I do think life is made much simpler by having fixed-length packet sizes, but as Wittawat mentioned, it also makes me wonder about the trade-offs to choose the fixed length size (probably it can be engineered).
#16 posted on Feb 12 2008, 18:28 in collection CMU 15-744: Computer Networks -- Spring 08
Regarding the SRAM question: I believe cheap switches use DRAM, and that's good enough to support 1Gbps switches, such as the ones you might have in your house. However, as we move towards faster switches (10Gbps and beyond), I believe that SRAM will be necessary to keep up. Of course, with that change, you're also likely to see smaller output buffers, since SRAM is quite expensive and also power-hungry.
#17 posted on Feb 12 2008, 23:15 in collection CMU 15-744: Computer Networks -- Spring 08
This paper is easy to read and understand. One question here, what is the purpose to use VoQ ? I don't quite catch the advantage here.
#18 posted on Feb 13 2008, 01:26 in collection CMU 15-744: Computer Networks -- Spring 08
For me, it cleared up one of the most mysterious parts about routers from class so far - the amount of computation that's actually done per data packet. We have had many discussions where we pointed out that routers can't do too much work and thus many of the (congestion) algorithms are impractical. This shows about how much work is tolerable.
#19 posted on Sep 10 2008, 02:34 in collection UW-Madison CS 740: Advanced Computer Networking -- Spring 2012
The paper propounds the superiority of a switched backplane over conventional ones, and uses the Cisco GSR example to explain the switched backplane in elegant detail. I have worked at Cisco on the GSR router and so some of what the paper covers was already known to me.

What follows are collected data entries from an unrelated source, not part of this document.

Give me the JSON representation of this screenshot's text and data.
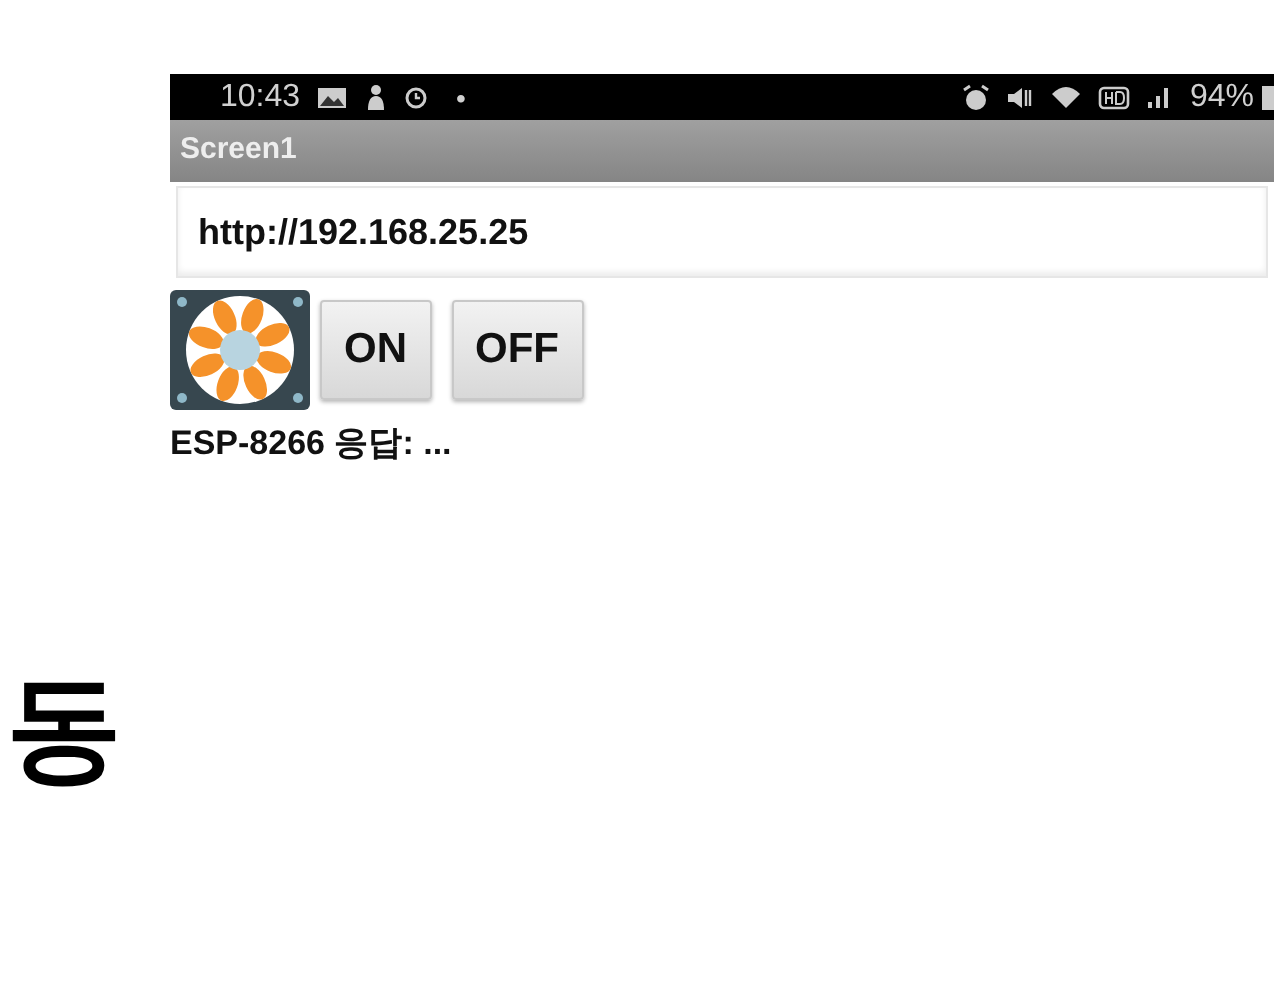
{
  "status_bar": {
    "time": "10:43",
    "dot": "•",
    "battery": "94%"
  },
  "title_bar": {
    "title": "Screen1"
  },
  "url_field": {
    "value": "http://192.168.25.25"
  },
  "buttons": [
    {
      "label": "ON"
    },
    {
      "label": "OFF"
    }
  ],
  "response_label": "ESP-8266 응답: ...",
  "caption": "동"
}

The paper initially builds up a robust case for why the earlier software-switched shared bus architectures perform worse than the hardware switched GSR employing the switch fabric. The stress on switched backplanes is particularly apt since with internet scale traffic, the forwarding engines are less of a bottleneck compared to the backplane.

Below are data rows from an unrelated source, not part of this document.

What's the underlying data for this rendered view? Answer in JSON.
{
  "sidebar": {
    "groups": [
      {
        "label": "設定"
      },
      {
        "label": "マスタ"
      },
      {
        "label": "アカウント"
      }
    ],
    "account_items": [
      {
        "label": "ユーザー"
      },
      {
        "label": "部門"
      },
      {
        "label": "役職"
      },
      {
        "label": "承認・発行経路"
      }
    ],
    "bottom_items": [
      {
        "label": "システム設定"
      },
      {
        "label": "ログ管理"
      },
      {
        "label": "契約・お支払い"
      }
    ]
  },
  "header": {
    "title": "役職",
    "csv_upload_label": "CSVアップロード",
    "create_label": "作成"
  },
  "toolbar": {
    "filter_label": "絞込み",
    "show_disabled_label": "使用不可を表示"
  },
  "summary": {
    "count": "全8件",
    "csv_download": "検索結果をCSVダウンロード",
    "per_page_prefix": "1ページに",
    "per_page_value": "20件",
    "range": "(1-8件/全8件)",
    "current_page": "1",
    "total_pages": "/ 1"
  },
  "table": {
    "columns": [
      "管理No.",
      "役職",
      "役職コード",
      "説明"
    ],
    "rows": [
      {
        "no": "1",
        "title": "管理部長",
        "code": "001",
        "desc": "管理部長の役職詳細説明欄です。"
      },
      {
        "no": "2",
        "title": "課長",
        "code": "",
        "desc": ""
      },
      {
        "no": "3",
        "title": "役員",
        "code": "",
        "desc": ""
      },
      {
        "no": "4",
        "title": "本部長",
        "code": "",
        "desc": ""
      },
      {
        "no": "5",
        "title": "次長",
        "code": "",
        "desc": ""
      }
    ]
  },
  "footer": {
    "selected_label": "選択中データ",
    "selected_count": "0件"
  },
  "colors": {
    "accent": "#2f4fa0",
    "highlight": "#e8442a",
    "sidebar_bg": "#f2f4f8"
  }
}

The paper then goes on to describe various implementation details of the switch fabric, like fixed sized cells which reduce hardware complexity, the VOQ which assists in improving the scheduling performance, prioritization and speedup mechanisms which reduce cell delivery delays, and the iSLIP scheduling algorithm itself. The consideration that all of these need to be implemented in hardware is a guiding force in the overall design.

Finally in-fabric multicast replication and the ESLIP algorithm is described, where, by making multiple cross-connections simultaneously in the fabric, the same cell can be "multi-cast" in one shot to different destinations.

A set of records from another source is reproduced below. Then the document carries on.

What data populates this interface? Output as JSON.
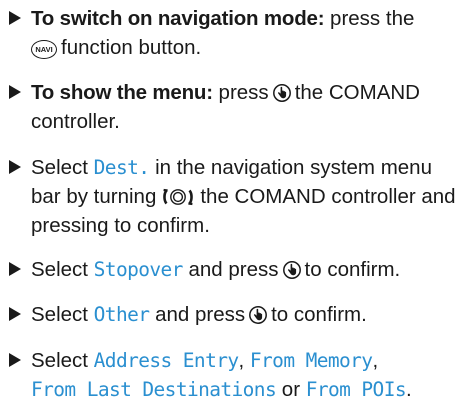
{
  "steps": [
    {
      "bold": "To switch on navigation mode:",
      "t1": " press the",
      "icon_label": "NAVI",
      "t2": "function button."
    },
    {
      "bold": "To show the menu:",
      "t1": " press",
      "t2": "the COMAND controller."
    },
    {
      "t1": "Select ",
      "code": "Dest.",
      "t2": " in the navigation system menu bar by turning",
      "t3": "the COMAND controller and pressing",
      "t4": "to confirm."
    },
    {
      "t1": "Select ",
      "code": "Stopover",
      "t2": " and press",
      "t3": "to confirm."
    },
    {
      "t1": "Select ",
      "code": "Other",
      "t2": " and press",
      "t3": "to confirm."
    },
    {
      "t1": "Select ",
      "code1": "Address Entry",
      "sep1": ", ",
      "code2": "From Memory",
      "sep2": ", ",
      "code3": "From Last Destinations",
      "sep3": " or ",
      "code4": "From POIs",
      "end": "."
    }
  ],
  "icons": {
    "navi": "navi-button-icon",
    "press": "controller-press-icon",
    "turn": "controller-turn-icon"
  }
}
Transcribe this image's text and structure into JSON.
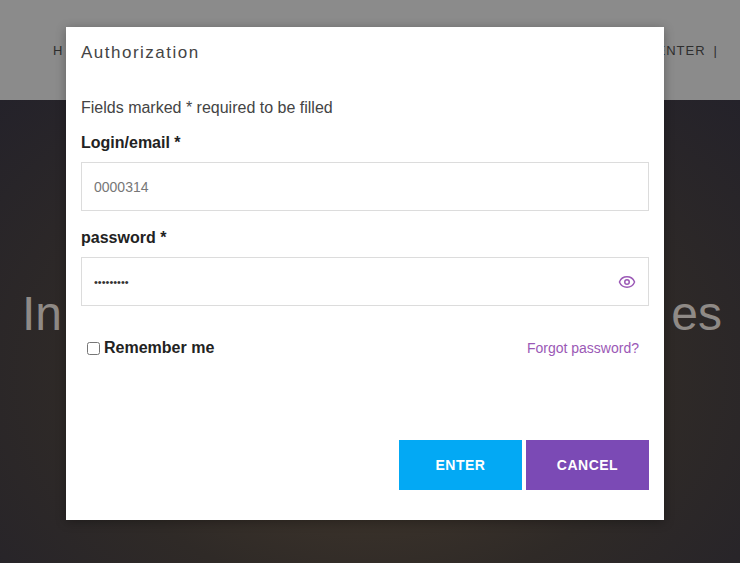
{
  "page": {
    "nav_left": "H",
    "nav_right": "ENTER",
    "nav_separator": "|",
    "hero_left": "In",
    "hero_right": "es"
  },
  "dialog": {
    "title": "Authorization",
    "note": "Fields marked * required to be filled",
    "fields": [
      {
        "label": "Login/email *",
        "value": "0000314",
        "kind": "text"
      },
      {
        "label": "password *",
        "value": "•••••••••",
        "kind": "password"
      }
    ],
    "remember": {
      "label": "Remember me",
      "checked": false
    },
    "forgot": "Forgot password?",
    "buttons": [
      {
        "label": "ENTER",
        "color": "#03a9f4"
      },
      {
        "label": "CANCEL",
        "color": "#7b4ab5"
      }
    ]
  }
}
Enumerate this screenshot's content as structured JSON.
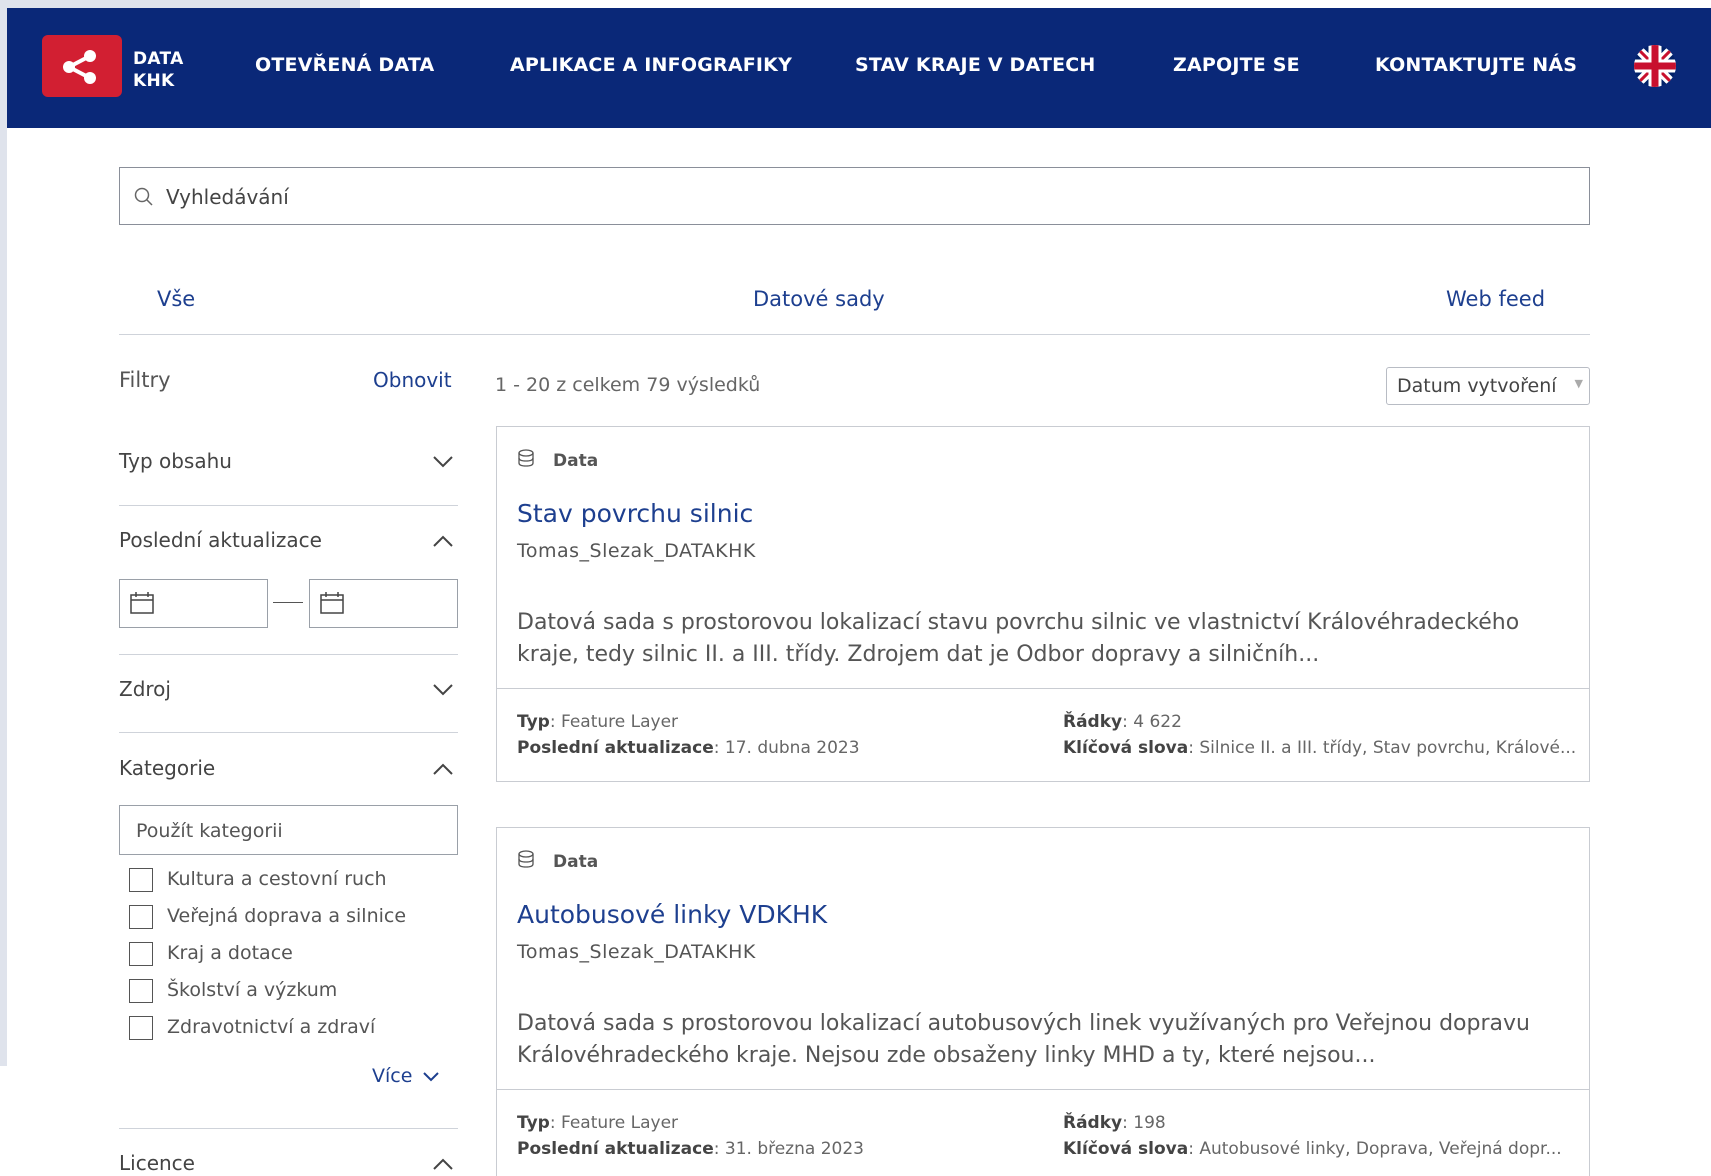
{
  "header": {
    "logo_line1": "DATA",
    "logo_line2": "KHK",
    "nav": [
      "OTEVŘENÁ DATA",
      "APLIKACE A INFOGRAFIKY",
      "STAV KRAJE V DATECH",
      "ZAPOJTE SE",
      "KONTAKTUJTE NÁS"
    ],
    "colors": {
      "bar": "#0a2878",
      "logo": "#d21f32"
    }
  },
  "search": {
    "placeholder": "Vyhledávání",
    "value": ""
  },
  "tabs": [
    "Vše",
    "Datové sady",
    "Web feed"
  ],
  "filters": {
    "title": "Filtry",
    "reset": "Obnovit",
    "facets": {
      "type": "Typ obsahu",
      "updated": "Poslední aktualizace",
      "source": "Zdroj",
      "category": "Kategorie",
      "license": "Licence"
    },
    "category_placeholder": "Použít kategorii",
    "categories": [
      "Kultura a cestovní ruch",
      "Veřejná doprava a silnice",
      "Kraj a dotace",
      "Školství a výzkum",
      "Zdravotnictví a zdraví"
    ],
    "more": "Více"
  },
  "results": {
    "count": "1 - 20 z celkem 79 výsledků",
    "sort": "Datum vytvoření",
    "labels": {
      "type": "Typ",
      "updated": "Poslední aktualizace",
      "rows": "Řádky",
      "keywords": "Klíčová slova"
    },
    "items": [
      {
        "kind": "Data",
        "title": "Stav povrchu silnic",
        "owner": "Tomas_Slezak_DATAKHK",
        "description": "Datová sada s prostorovou lokalizací stavu povrchu silnic ve vlastnictví Královéhradeckého kraje, tedy silnic II. a III. třídy. Zdrojem dat je Odbor dopravy a silničníh...",
        "type": ": Feature Layer",
        "updated": ": 17. dubna 2023",
        "rows": ": 4 622",
        "keywords": ": Silnice II. a III. třídy, Stav povrchu, Králové..."
      },
      {
        "kind": "Data",
        "title": "Autobusové linky VDKHK",
        "owner": "Tomas_Slezak_DATAKHK",
        "description": "Datová sada s prostorovou lokalizací autobusových linek využívaných pro Veřejnou dopravu Královéhradeckého kraje. Nejsou zde obsaženy linky MHD a ty, které nejsou...",
        "type": ": Feature Layer",
        "updated": ": 31. března 2023",
        "rows": ": 198",
        "keywords": ": Autobusové linky, Doprava, Veřejná dopr..."
      }
    ]
  }
}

I liked the paper overall. I have a small comment on the multicast part though. Eventually, every core router gets pushed onto the edge (like with the Cisco CRS supplanting the GSR in the core and pushing it to the edge). And on the edge, feature processing becomes a major concern. So essentially the ingress forwarding engine would most likely have already replicated the multicast packet (to apply features) and the fabric support for multicast risks becoming redundant.

--
Note on terminology: fabric and switch-fabric means switched backplane.
#20 posted on Jan 26 2010, 00:52 in collection UW-Madison CS 740: Advanced Computer Networking -- Spring 2012
Computer Science is "a mode of thinking," says D. Knuth. As a result, it's not a surprise to see a lot of common patterns in the ways that researchers address problems from various fields. This paper is a great example. To name a couple of connections with other fields:

1. The evolution from shared CPU/memory/bus to parallel resources is reminiscent of the shared-nothing architecture that has been favored by database people.

2. The iSLIP algorithm goes just like the Gale-Shapley algorithm for the stable marriage problem.